Consigliere Marcello Basilico, al Csm si è decisa la pubblicazione di un bando straordinario per la magistratura di sorveglianza. Inevitabile legarla alla situazione critica delle carceri.

La scelta va oltre la contingenza, anche se non vi è estranea. La situazione carceraria è determinata da fattori che riguardano sovraffollamento ed edilizia, tipologia della popolazione detenuta e condizione del personale. Rispetto a questi fattori il ruolo della magistratura è indifferente, vorrei dire che essa li subisce al pari delle altre categorie anche se, ovviamente, in misura incomparabilmente minore.

Ma, dopo che per due anni la mobilità dei magistrati ha guardato agli obiettivi del Pnrr, con questo bando il Csm torna a guardare a un settore fondamentale per la tutela di diritti garantiti dalla Carta, ma poco garantiti: quelli dei detenuti, dei loro familiari e, a seguire, quelli legati alle condizioni di lavoro della polizia penitenziaria e del personale amministrativo che opera all’interno di istituti spesso invivibili.

Cosa significano più giudici di sorveglianza, per il sistema carcere?

Con 1.729 vacanze sui 10.853 magistrati in organico, non potevamo coprire tutti i vuoti presenti negli uffici di sorveglianza. L’incremento parziale però renderà più celeri le procedure e le risposte alle istanze dei detenuti. Soprattutto consentirà ai magistrati di tornare a visitare le carceri, ad ascoltare i detenuti, a parlare coi direttori e il personale, a constatare di persona lo stato della detenzione. Tutto ciò lo abbiamo scritto anche in delibera, perché il carcere ha bisogno della giurisdizione, di un’autorità indipendente che tenga viva quella speranza che la Costituzione vuole accesa per coloro che hanno perduto un bene prezioso quale è la libertà.

Come considera la risposta del governo davanti all’emergenza carceri, tra sovraffollamento e suicidi?

Insufficiente, se non insidiosa. Sarebbe scorretto scaricare sull’attuale governo ogni responsabilità di una situazione fuori controllo da tempo. Ma le misure recenti, come l’intervento sulla liberazione anticipata, avranno un’efficacia solo apparente. Anzi, dal nostro angolo visuale creeranno maggiori scompensi sul piano della tempestività della risposta giudiziaria alle istanze dei detenuti. Tecnologicamente siamo all’età della pietra. Manca un sistema informatico che permetta di ricostruire i percorsi dei detenuti e di condividere tra magistrato di sorveglianza e singolo istituto di pena le informazioni sui periodi di carcerazione di ciascuno.

Come valuta il ddl Sicurezza con i nuovi reati introdotti?

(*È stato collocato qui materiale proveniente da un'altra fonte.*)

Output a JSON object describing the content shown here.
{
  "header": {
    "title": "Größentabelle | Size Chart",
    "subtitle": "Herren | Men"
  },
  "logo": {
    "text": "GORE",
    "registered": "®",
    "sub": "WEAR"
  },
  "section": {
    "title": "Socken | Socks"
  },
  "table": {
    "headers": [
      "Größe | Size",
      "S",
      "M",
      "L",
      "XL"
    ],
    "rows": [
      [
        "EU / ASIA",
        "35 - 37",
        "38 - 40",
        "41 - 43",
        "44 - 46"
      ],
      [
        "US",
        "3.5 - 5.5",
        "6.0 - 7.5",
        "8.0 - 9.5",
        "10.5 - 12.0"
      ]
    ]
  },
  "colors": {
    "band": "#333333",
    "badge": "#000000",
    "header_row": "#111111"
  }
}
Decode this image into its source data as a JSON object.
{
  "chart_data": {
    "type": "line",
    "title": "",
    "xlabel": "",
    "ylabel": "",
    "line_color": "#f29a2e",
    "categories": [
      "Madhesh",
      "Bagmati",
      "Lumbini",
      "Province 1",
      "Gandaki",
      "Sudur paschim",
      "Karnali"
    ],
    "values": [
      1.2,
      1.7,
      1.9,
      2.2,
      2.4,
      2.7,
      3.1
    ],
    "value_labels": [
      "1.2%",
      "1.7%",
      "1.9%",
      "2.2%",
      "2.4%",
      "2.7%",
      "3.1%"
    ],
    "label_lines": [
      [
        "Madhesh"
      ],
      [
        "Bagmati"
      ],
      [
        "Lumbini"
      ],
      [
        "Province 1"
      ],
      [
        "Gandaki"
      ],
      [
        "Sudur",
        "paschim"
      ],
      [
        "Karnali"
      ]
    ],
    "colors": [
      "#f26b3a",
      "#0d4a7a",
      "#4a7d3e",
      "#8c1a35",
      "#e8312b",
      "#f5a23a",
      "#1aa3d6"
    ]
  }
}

La risposta sta già nella domanda, se guardiamo allo stato delle carceri. Tra l’altro si sta accrescendo il solco, già ora profondo e unico nell’Europea occidentale, tra categorie sociali a rischio di incarcerazione e categorie che ne vanno esenti anche quando delinquono. La sola idea che un colletto bianco, anche quando sia stato condannato per gravi reati economici, tributari o contro l’amministrazione pubblica, debba scontare la pena in una cella a contatto con un’umanità degradata viene vissuta in Italia come una stravaganza. Colpa dello stato vergognoso dei nostri istituti, ma anche colpa dell’idea che nel carcere debbano essere confinati gli ultimi della società, quelli per i quali la sofferenza conta meno.

Intanto il governo tira dritto sulla separazione delle carriere. Teme le conseguenze?

Certo che le temo. Intanto non parliamo più di “carriere”, per favore, perché i magistrati non ne hanno! La Costituzione li vuole distinti tra loro solo per funzioni. Quelle tra pm e giudice sono già separate di fatto. È ovvio quindi paventare che la riforma finisca nei fatti per limitare l’indipendenza dei pubblici ministeri. Timore confermato dall’insofferenza che parte della politica mostra verso le indagini e le decisioni dei giudici che vadano contro l’ordine costituito o gli obiettivi di governo. Se aggiungiamo l’intervento che si vorrebbe compiere sul Csm, cioè sull’organo deputato a garantire l’autonomia e l’indipendenza della magistratura, l’equazione diventa quasi matematica.